On Tuesday [2 February], I’m here only for one reason – Friday is the Energy Summit. A lot of it is getting boiled down, all pipelines, gas this and oil that, but some of the new components are there.
The EU Parliament is formally on record saying that the legislative body in Europe is committed to this infrastructural roll-out of the third industrial revolution. We will have representatives of five parties there, then we’ll have the three big umbrella organizations.
Now what I was saying to the President of the Commission, the President of the European Council, all the Commissioners, all the departments, these are the umbrella organizations that represent the businesses of Europe, the SME association, this is millions and millions of players, all the consumers, all the coops…
And most of new jobs come from SMEs not from the big companies …
Unbelievable, that’s why, what happened in Italy, we’re now on the ground in other countries, we’re starting to reduplicate this.
I have great confidence that the EU is the place to get this done. I’m guardedly hopeful that there will be political leaders emerging here at the Commission level and at the Directorate General levels who understand the need to move to biosphere politics.
So what I am really saying to the Commission and Mr. Van Rompuy is that they’re closer to where we want to go by far than any one else, but they just haven’t made that last step which is the crucial one, to come on stage. They’re just still in the wings, they got to come on stage.
There is no Plan B model that will work for Europe or the world, so now they actually have to do a plan.
Let me take you a last example: The music companies. Millions and millions of kids started finding new software to share music. They thought it was a joke, then they got scared and tried to legislate and put encryption. And then they collapsed.
Because when millions of young people have nothing else to do but figure out ways to distribute and collaborate, it works. Anything you can imagine with centralized power in the music industry.

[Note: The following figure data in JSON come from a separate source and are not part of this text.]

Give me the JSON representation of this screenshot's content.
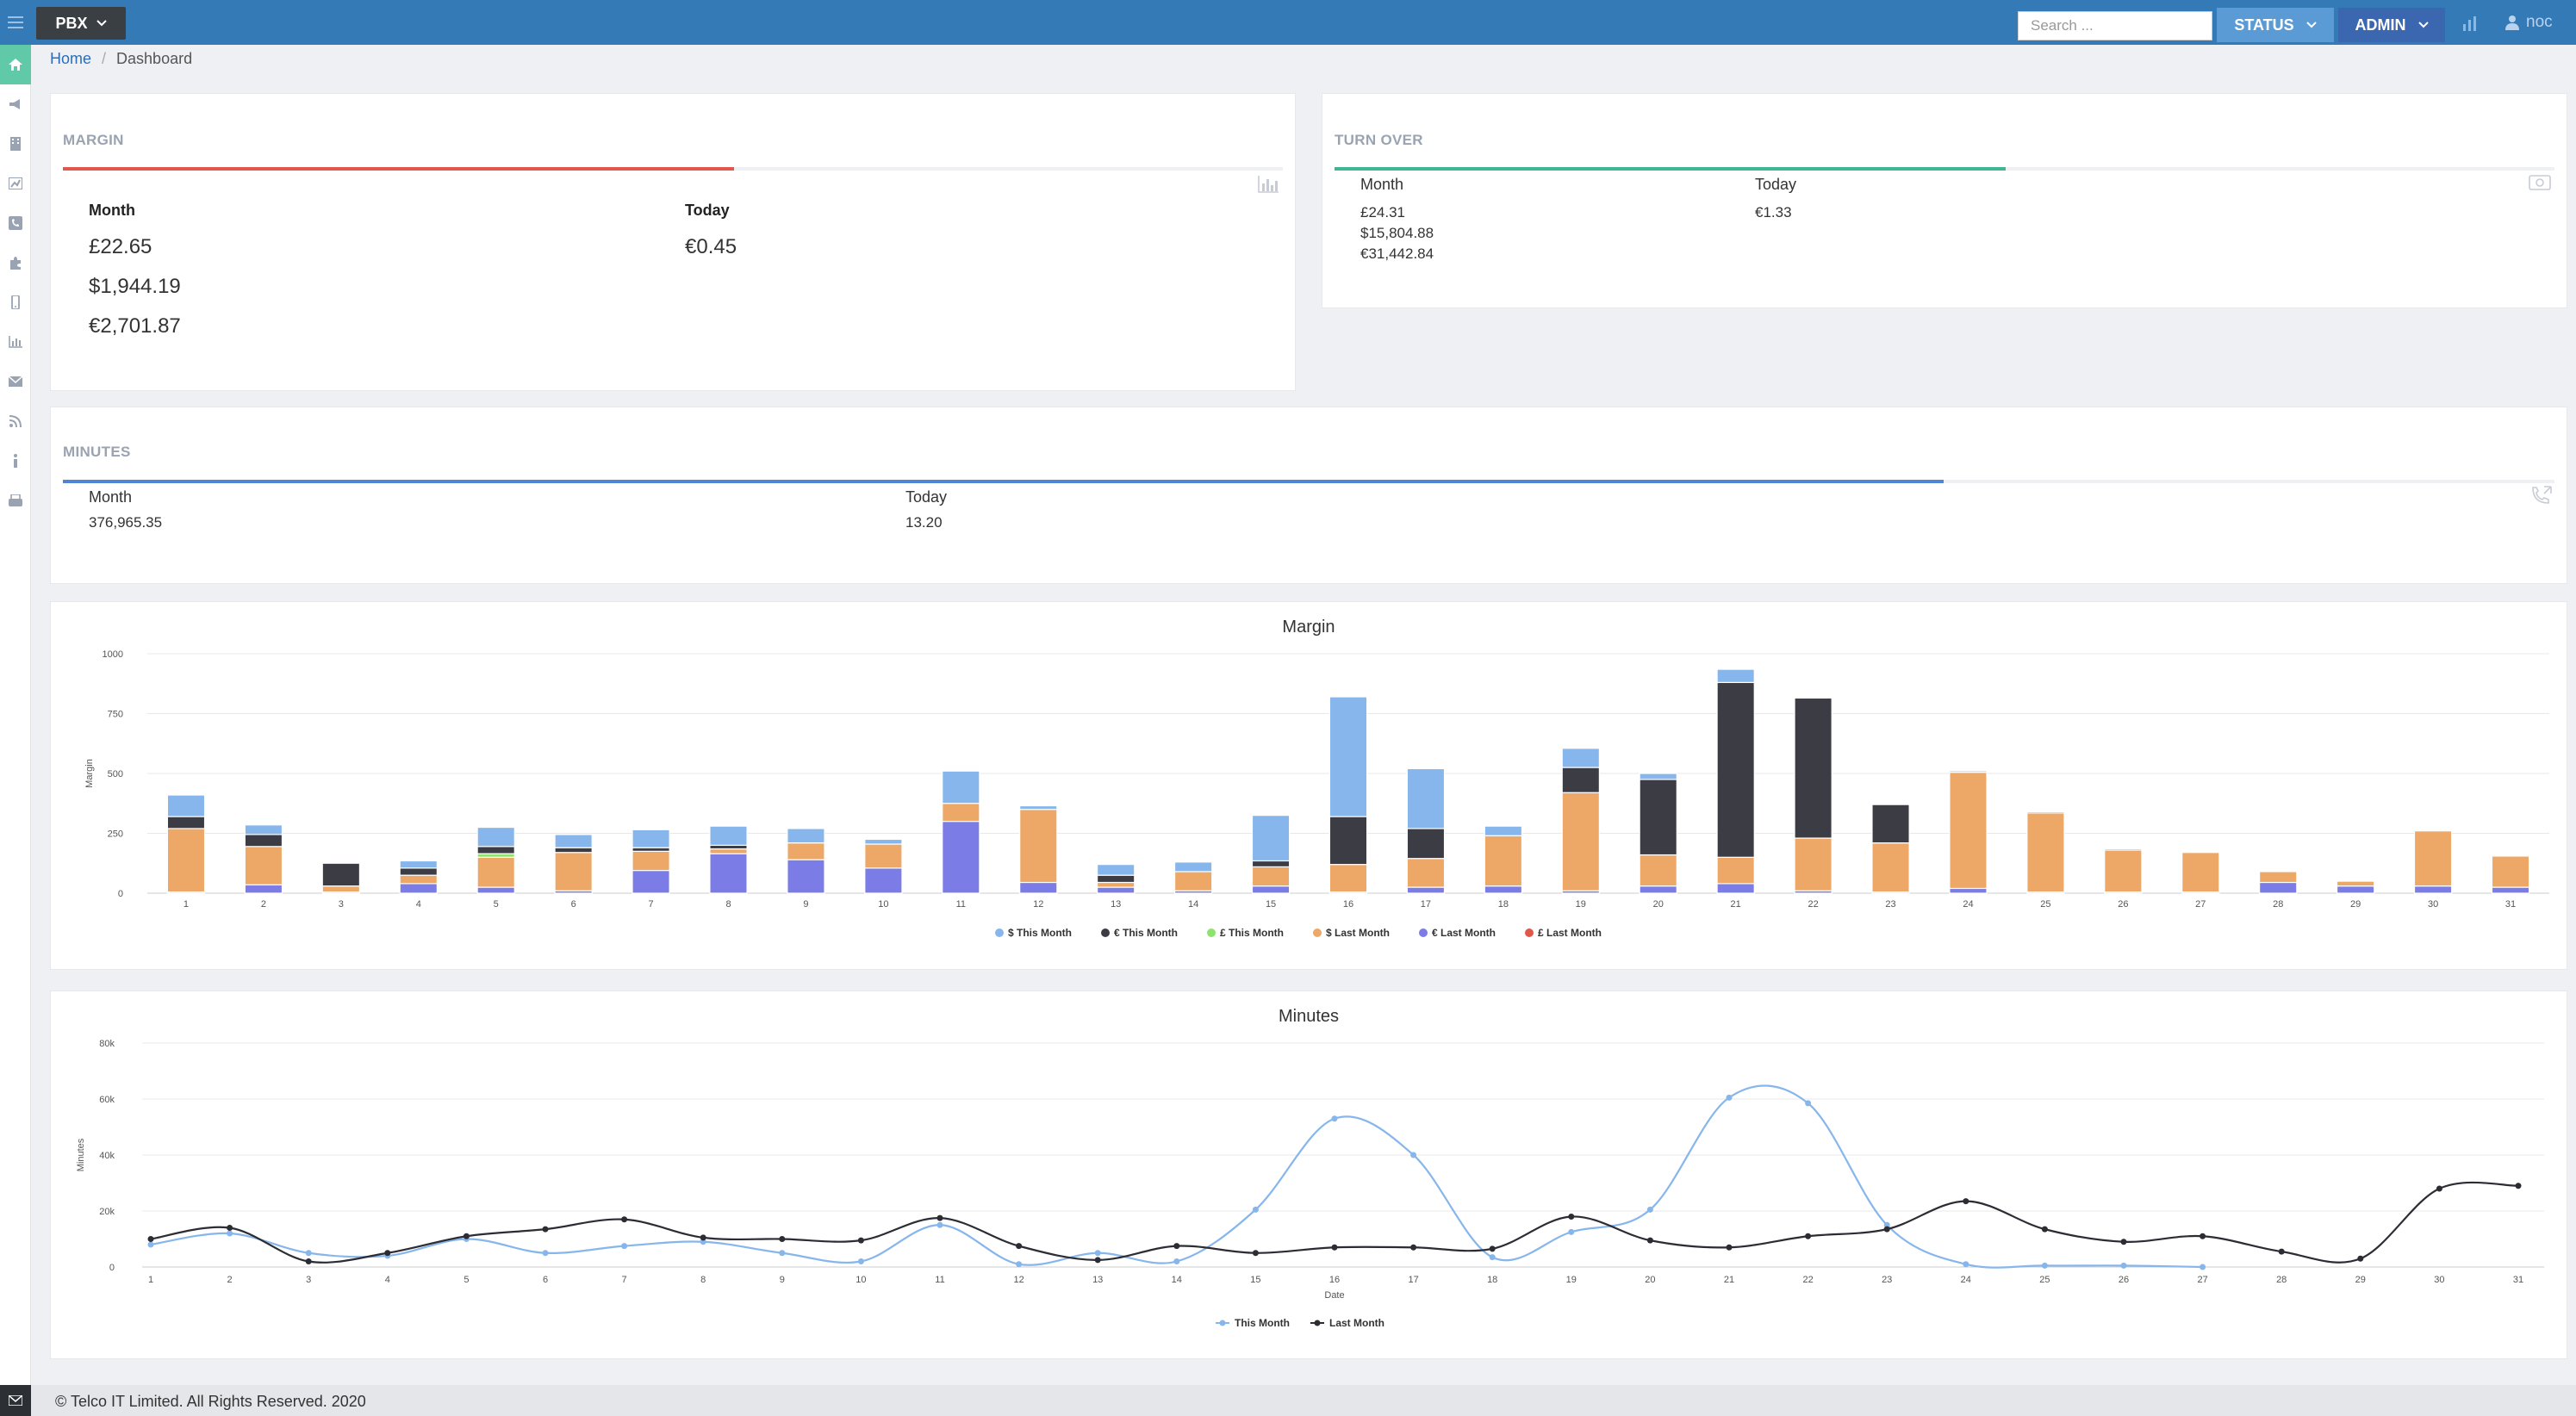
{
  "topbar": {
    "app_button": "PBX",
    "search_placeholder": "Search ...",
    "status_button": "STATUS",
    "admin_button": "ADMIN",
    "user_name": "noc"
  },
  "sidebar": {
    "items": [
      "home-icon",
      "megaphone-icon",
      "building-icon",
      "network-icon",
      "phone-icon",
      "puzzle-icon",
      "mobile-icon",
      "bar-chart-icon",
      "envelope-icon",
      "rss-icon",
      "info-icon",
      "fax-icon"
    ],
    "active": "home-icon"
  },
  "breadcrumb": {
    "home": "Home",
    "current": "Dashboard"
  },
  "margin_panel": {
    "title": "MARGIN",
    "progress": 0.55,
    "color": "#e0584b",
    "month_label": "Month",
    "today_label": "Today",
    "month_values": [
      "£22.65",
      "$1,944.19",
      "€2,701.87"
    ],
    "today_value": "€0.45"
  },
  "turnover_panel": {
    "title": "TURN OVER",
    "progress": 0.55,
    "color": "#3fb596",
    "month_label": "Month",
    "today_label": "Today",
    "month_values": [
      "£24.31",
      "$15,804.88",
      "€31,442.84"
    ],
    "today_value": "€1.33"
  },
  "minutes_panel": {
    "title": "MINUTES",
    "progress": 0.755,
    "color": "#4f86d4",
    "month_label": "Month",
    "today_label": "Today",
    "month_value": "376,965.35",
    "today_value": "13.20"
  },
  "footer": {
    "text": "© Telco IT Limited. All Rights Reserved. 2020"
  },
  "chart_data": [
    {
      "type": "bar",
      "stacked": true,
      "title": "Margin",
      "xlabel": "",
      "ylabel": "Margin",
      "ylim": [
        0,
        1000
      ],
      "yticks": [
        0,
        250,
        500,
        750,
        1000
      ],
      "grid": true,
      "legend": "bottom",
      "categories": [
        "1",
        "2",
        "3",
        "4",
        "5",
        "6",
        "7",
        "8",
        "9",
        "10",
        "11",
        "12",
        "13",
        "14",
        "15",
        "16",
        "17",
        "18",
        "19",
        "20",
        "21",
        "22",
        "23",
        "24",
        "25",
        "26",
        "27",
        "28",
        "29",
        "30",
        "31"
      ],
      "series": [
        {
          "name": "€ Last Month",
          "color": "#7b7ce6",
          "values": [
            5,
            35,
            5,
            40,
            25,
            10,
            95,
            165,
            140,
            105,
            300,
            45,
            25,
            10,
            30,
            5,
            25,
            30,
            10,
            30,
            40,
            10,
            5,
            20,
            5,
            5,
            5,
            45,
            30,
            30,
            25
          ]
        },
        {
          "name": "£ Last Month",
          "color": "#e0584b",
          "values": [
            0,
            0,
            0,
            0,
            0,
            0,
            0,
            0,
            0,
            0,
            0,
            0,
            0,
            0,
            0,
            0,
            0,
            0,
            0,
            0,
            0,
            0,
            0,
            0,
            0,
            0,
            0,
            0,
            0,
            0,
            0
          ]
        },
        {
          "name": "$ Last Month",
          "color": "#eda766",
          "values": [
            265,
            160,
            25,
            35,
            125,
            160,
            80,
            20,
            70,
            100,
            75,
            305,
            20,
            80,
            80,
            115,
            120,
            210,
            410,
            130,
            110,
            220,
            205,
            485,
            330,
            175,
            165,
            45,
            20,
            230,
            130
          ]
        },
        {
          "name": "£ This Month",
          "color": "#8ee36f",
          "values": [
            0,
            0,
            0,
            0,
            15,
            0,
            0,
            0,
            0,
            0,
            0,
            0,
            0,
            0,
            0,
            0,
            0,
            0,
            0,
            0,
            0,
            0,
            0,
            0,
            0,
            0,
            0,
            0,
            0,
            0,
            0
          ]
        },
        {
          "name": "€ This Month",
          "color": "#3c3c44",
          "values": [
            50,
            50,
            95,
            30,
            30,
            20,
            15,
            15,
            0,
            0,
            0,
            0,
            30,
            0,
            25,
            200,
            125,
            0,
            105,
            315,
            730,
            585,
            160,
            5,
            5,
            5,
            0,
            0,
            0,
            0,
            0
          ]
        },
        {
          "name": "$ This Month",
          "color": "#86b6eb",
          "values": [
            90,
            40,
            0,
            30,
            80,
            55,
            75,
            80,
            60,
            20,
            135,
            15,
            45,
            40,
            190,
            500,
            250,
            40,
            80,
            25,
            55,
            0,
            0,
            0,
            0,
            0,
            0,
            0,
            0,
            0,
            0
          ]
        }
      ],
      "legend_order": [
        "$ This Month",
        "€ This Month",
        "£ This Month",
        "$ Last Month",
        "€ Last Month",
        "£ Last Month"
      ]
    },
    {
      "type": "line",
      "title": "Minutes",
      "xlabel": "Date",
      "ylabel": "Minutes",
      "ylim": [
        0,
        80000
      ],
      "yticks": [
        0,
        20000,
        40000,
        60000,
        80000
      ],
      "ytick_labels": [
        "0",
        "20k",
        "40k",
        "60k",
        "80k"
      ],
      "grid": true,
      "legend": "bottom",
      "x": [
        1,
        2,
        3,
        4,
        5,
        6,
        7,
        8,
        9,
        10,
        11,
        12,
        13,
        14,
        15,
        16,
        17,
        18,
        19,
        20,
        21,
        22,
        23,
        24,
        25,
        26,
        27,
        28,
        29,
        30,
        31
      ],
      "series": [
        {
          "name": "This Month",
          "color": "#86b6eb",
          "values": [
            8000,
            12000,
            5000,
            4000,
            10000,
            5000,
            7500,
            9000,
            5000,
            2000,
            15000,
            1000,
            5000,
            2000,
            20500,
            53000,
            40000,
            3500,
            12500,
            20500,
            60500,
            58500,
            15000,
            1000,
            500,
            500,
            0,
            null,
            null,
            null,
            null
          ]
        },
        {
          "name": "Last Month",
          "color": "#2c2c34",
          "values": [
            10000,
            14000,
            2000,
            5000,
            11000,
            13500,
            17000,
            10500,
            10000,
            9500,
            17500,
            7500,
            2500,
            7500,
            5000,
            7000,
            7000,
            6500,
            18000,
            9500,
            7000,
            11000,
            13500,
            23500,
            13500,
            9000,
            11000,
            5500,
            3000,
            28000,
            29000
          ]
        }
      ]
    }
  ]
}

Take Encyclopedia Britannica: they could not imagine Wikipedia. Why would millions of people, amateurs and professionals, do their own articles free for everyone else and then check each other’s accuracy. Now Wikipedia is the tenth largest site on the internet.

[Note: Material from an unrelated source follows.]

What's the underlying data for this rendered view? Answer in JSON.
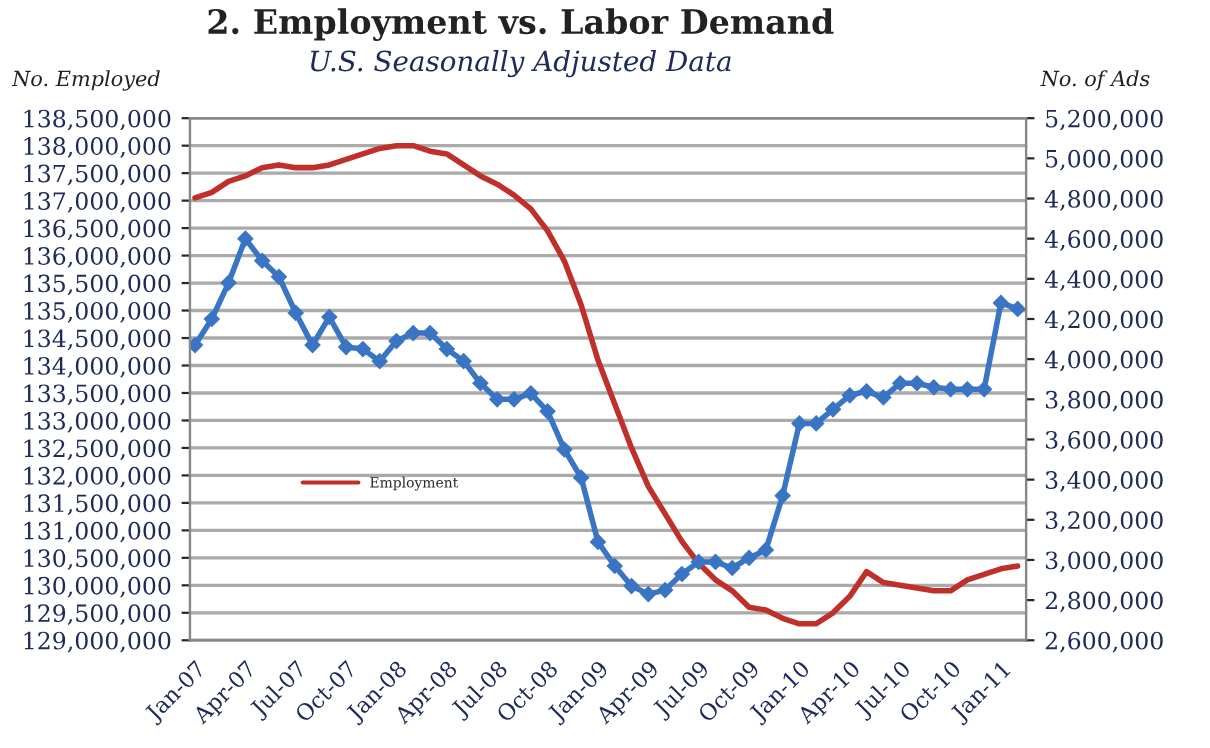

No one even hears about Encyclopedia Britannica. Bill Gates could not understand Linux – open-source code? Why would people share and distribute? Facebook, Google, go on and on.
We see what’s happening here is that – people from the second industrial revolution, their DNA is so connected to the idea that all power flows from the top down. They don’t see that power, lateral power, when millions of small players come together and they start sharing, collaborative, maybe in a way it’s a good way because it’s going to move.